Non colinear magnetism

Notations and theoretical considerations

We will denote the spinor by \Psi^{\alpha\beta}, {\alpha, \beta} being the two spin indexes. The magnetic properties are well represented by introducing the spin density matrix:

\rho^{\alpha\beta}(\rr) = \sum_n f_n \la \rr|\Psi_n^\alpha\ra \la\Psi_n^\beta|\rr\ra ,

where the sum runs over all states and f_n is the occupation of state n.

With \rho^{\alpha\beta}(\rr), we can express the scalar density by

\rho(\rr)=\sum_{\alpha} \rho^{\alpha\alpha}(\rr)

and the magnetization density \vec m(\rr) (in units of \hbar /2) whose components are:

m_i(\rr) = \sum_{\alpha\beta} \rho^{\alpha\beta}(\rr) \sigma_i^{\alpha\beta},

where the \sigma_i are the Pauli matrices.

In general, E_{xc} is a functional of \rho^{\alpha\beta}(\rr), or equivalently of \vec m(\rr) and \rho(\rr).

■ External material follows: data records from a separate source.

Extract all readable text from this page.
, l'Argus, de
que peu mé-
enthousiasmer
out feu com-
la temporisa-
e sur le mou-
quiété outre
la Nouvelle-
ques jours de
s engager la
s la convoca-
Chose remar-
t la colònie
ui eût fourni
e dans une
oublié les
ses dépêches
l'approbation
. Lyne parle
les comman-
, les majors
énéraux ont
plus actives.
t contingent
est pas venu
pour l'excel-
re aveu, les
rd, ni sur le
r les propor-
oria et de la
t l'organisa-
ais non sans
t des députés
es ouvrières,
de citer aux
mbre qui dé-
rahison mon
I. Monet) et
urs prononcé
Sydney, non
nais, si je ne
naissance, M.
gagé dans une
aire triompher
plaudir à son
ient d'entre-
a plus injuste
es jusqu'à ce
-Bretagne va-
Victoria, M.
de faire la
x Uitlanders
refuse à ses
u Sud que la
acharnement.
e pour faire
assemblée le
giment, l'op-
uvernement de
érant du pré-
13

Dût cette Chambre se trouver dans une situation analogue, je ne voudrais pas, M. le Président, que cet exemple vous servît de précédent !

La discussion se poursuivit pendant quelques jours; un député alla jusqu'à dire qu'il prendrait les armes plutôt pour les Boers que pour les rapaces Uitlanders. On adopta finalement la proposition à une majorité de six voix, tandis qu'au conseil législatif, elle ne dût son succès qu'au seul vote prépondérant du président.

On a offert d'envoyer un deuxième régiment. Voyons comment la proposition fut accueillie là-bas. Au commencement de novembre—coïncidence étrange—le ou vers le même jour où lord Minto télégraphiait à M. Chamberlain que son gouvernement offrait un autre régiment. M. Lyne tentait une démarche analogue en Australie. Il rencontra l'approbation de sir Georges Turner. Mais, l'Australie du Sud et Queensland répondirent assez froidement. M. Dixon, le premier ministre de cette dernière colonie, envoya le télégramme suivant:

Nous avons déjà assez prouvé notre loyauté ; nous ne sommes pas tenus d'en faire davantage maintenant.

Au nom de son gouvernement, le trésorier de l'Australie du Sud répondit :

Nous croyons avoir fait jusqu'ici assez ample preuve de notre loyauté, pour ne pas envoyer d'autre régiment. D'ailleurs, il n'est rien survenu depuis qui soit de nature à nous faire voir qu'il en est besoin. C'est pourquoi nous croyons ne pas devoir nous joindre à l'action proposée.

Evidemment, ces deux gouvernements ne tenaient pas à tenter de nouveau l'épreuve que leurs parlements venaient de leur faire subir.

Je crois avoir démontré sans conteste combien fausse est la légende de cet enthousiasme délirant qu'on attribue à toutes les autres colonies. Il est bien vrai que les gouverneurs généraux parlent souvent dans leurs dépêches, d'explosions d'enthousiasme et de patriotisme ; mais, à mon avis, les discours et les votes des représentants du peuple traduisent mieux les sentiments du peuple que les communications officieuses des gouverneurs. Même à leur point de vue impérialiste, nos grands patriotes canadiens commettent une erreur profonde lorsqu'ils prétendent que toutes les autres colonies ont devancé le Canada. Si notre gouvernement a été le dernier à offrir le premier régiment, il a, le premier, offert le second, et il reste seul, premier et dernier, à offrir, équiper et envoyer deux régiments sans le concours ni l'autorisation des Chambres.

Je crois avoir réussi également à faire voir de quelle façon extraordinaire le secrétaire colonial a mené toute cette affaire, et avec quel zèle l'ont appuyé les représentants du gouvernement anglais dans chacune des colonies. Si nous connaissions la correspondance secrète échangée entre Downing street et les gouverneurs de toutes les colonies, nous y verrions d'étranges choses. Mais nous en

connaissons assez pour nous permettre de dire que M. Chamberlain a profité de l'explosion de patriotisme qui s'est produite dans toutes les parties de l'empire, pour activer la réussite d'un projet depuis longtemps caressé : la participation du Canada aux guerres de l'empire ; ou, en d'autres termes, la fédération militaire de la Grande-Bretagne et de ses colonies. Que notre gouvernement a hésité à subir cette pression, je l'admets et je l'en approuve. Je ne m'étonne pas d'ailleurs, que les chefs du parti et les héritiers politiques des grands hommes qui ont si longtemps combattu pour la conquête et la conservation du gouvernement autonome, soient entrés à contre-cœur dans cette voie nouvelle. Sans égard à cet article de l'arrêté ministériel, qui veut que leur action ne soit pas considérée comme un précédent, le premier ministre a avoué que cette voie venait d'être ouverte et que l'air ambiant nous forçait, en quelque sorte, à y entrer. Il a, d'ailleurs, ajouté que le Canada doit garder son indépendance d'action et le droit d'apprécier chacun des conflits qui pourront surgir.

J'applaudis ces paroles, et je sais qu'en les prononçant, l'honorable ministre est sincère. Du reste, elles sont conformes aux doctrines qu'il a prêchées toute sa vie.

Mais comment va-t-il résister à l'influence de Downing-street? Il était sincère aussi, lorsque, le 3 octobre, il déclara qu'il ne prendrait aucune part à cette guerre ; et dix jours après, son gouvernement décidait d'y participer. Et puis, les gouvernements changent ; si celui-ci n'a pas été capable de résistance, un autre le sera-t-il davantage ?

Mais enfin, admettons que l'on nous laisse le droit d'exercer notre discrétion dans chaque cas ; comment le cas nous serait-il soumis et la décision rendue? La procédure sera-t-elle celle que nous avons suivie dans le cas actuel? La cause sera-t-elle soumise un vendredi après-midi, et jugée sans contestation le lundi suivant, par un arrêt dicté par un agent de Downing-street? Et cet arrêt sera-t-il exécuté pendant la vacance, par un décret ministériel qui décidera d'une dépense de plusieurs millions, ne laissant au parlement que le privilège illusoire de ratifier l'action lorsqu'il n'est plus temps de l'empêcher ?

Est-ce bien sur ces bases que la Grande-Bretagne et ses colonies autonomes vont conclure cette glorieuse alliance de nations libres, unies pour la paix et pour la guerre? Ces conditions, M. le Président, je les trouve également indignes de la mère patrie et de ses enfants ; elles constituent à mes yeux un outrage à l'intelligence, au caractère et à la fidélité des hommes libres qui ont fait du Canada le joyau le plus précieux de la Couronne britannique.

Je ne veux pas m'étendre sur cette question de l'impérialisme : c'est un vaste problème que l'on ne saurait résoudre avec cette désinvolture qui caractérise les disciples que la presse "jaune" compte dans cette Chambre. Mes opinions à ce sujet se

It is therefore denoted as E_{xc}[n(\rr), \vec m(\rr)].

The expression of V_{xc} taking into account the above expression of E_{xc} is:

V_{xc}^{\alpha\beta}(\rr)={\delta E_{xc} \over \delta \rho (\rr)} \delta_{\alpha\beta} + \sum_{i=1}^3 {\delta E_{xc} \over \delta m_i (\rr) }\sigma_i^{\alpha\beta}.

In the LDA approximation, due to its rotational invariance, E_{xc} is a functional of n(\rr) and the norm of the magnetization vector |m(\rr)| only. In the GGA approximation, however, we assume that it is a functional of n(\rr) and |m(\rr)| and their gradients. (This is not the most general functional of \vec m(\rr) dependent upon first order derivatives, and rotationally invariant.) We therefore use exactly the same functional as in the spin polarized situation, using the local direction of \vec m(\rr) as polarization direction.

We then have

{\delta E_{xc} \over \delta m_i (\rr) }={\delta E_{xc} \over \delta |m (\rr)| } \Big( \widehat {m(\rr)} \Big)_i,

where we define \widehat {m(\rr)} = {\vec m(\rr) \over |m(\rr)|}, the unit vector along the magnetization direction. Now, in the LDA-GGA formulations, n_\uparrow + n_\downarrow =n and |n_\uparrow-n_\downarrow|=|m| and therefore, if we set n_\uparrow = (n+m)/2 and n_\downarrow=(n-n_\uparrow), we have:

{\delta E_{xc} \over \delta \rho (\rr)} = {1 \over 2} \Bigl( {\delta E_{xc} \over \delta n_\uparrow(\rr)}+ {\delta E_{xc} \over \delta n_\downarrow(\rr)} \Bigr )

and

{\delta E_{xc} \over \delta |m (\rr)| }={1 \over 2} \Bigl ( {\delta E_{xc} \over \delta n_\uparrow(\rr)} - {\delta E_{xc} \over \delta n_\downarrow(\rr)} \Bigr ) .

This makes the connection with the more usual spin polarized case.

Expression of V_{xc} in LDA-GGA :

V_{xc}(\rr) = {\delta E_{xc} \over \delta \rho (\rr)} \delta_{\alpha\beta}+ {\delta E_{xc} \over \delta |m (\rr)| } \big( {\widehat m(\rr)}.\sigma \big) .

Implementation

Computation of \rho^{\alpha\beta}(\rr) = \sum_n f_n \la \rr|\Psi^\alpha\ra \la\Psi^\beta|\rr\ra

One would like to use the routine mkrho which does precisely this but this routine transforms only real quantities, whereas \rho^{\alpha\beta}(\rr) is hermitian and can have complex elements. The trick is to use only the real quantities:

\begin{eqnarray*} \rho^{11}(\rr)& = &\sum_n f_n \la \rr|\Psi^1\ra \la\Psi^1\ra \\ \rho^{22}(\rr)&=&\sum_n f_n \la \rr|\Psi^2\ra \la\Psi^2\ra \\ \rho(\rr)+m_x(\rr)&=&\sum_{n} f_n (\Psi^{1}+\Psi^{2})^*_n (\Psi^{1}+\Psi^{2})_n \\ \rho(\rr)+m_y(\rr)&=&\sum_{n} f_n (\Psi^{1}-i \Psi^{2})^*_n (\Psi^{1}-i \Psi^{2})_n \end{eqnarray*}

and compute \rho(\rr) and \vec m(\rr) with the help of:

\begin{eqnarray*} \rho(\rr)&=&\rho^{11}(\rr)+\rho^{22}(\rr) \\ m_z(\rr)&=&\rho^{11}(\rr) - \rho^{22}(\rr) \end{eqnarray*}

For more information about noncollinear magnetism see [Hobbs2000] and [Perdew1992] for the xc functional.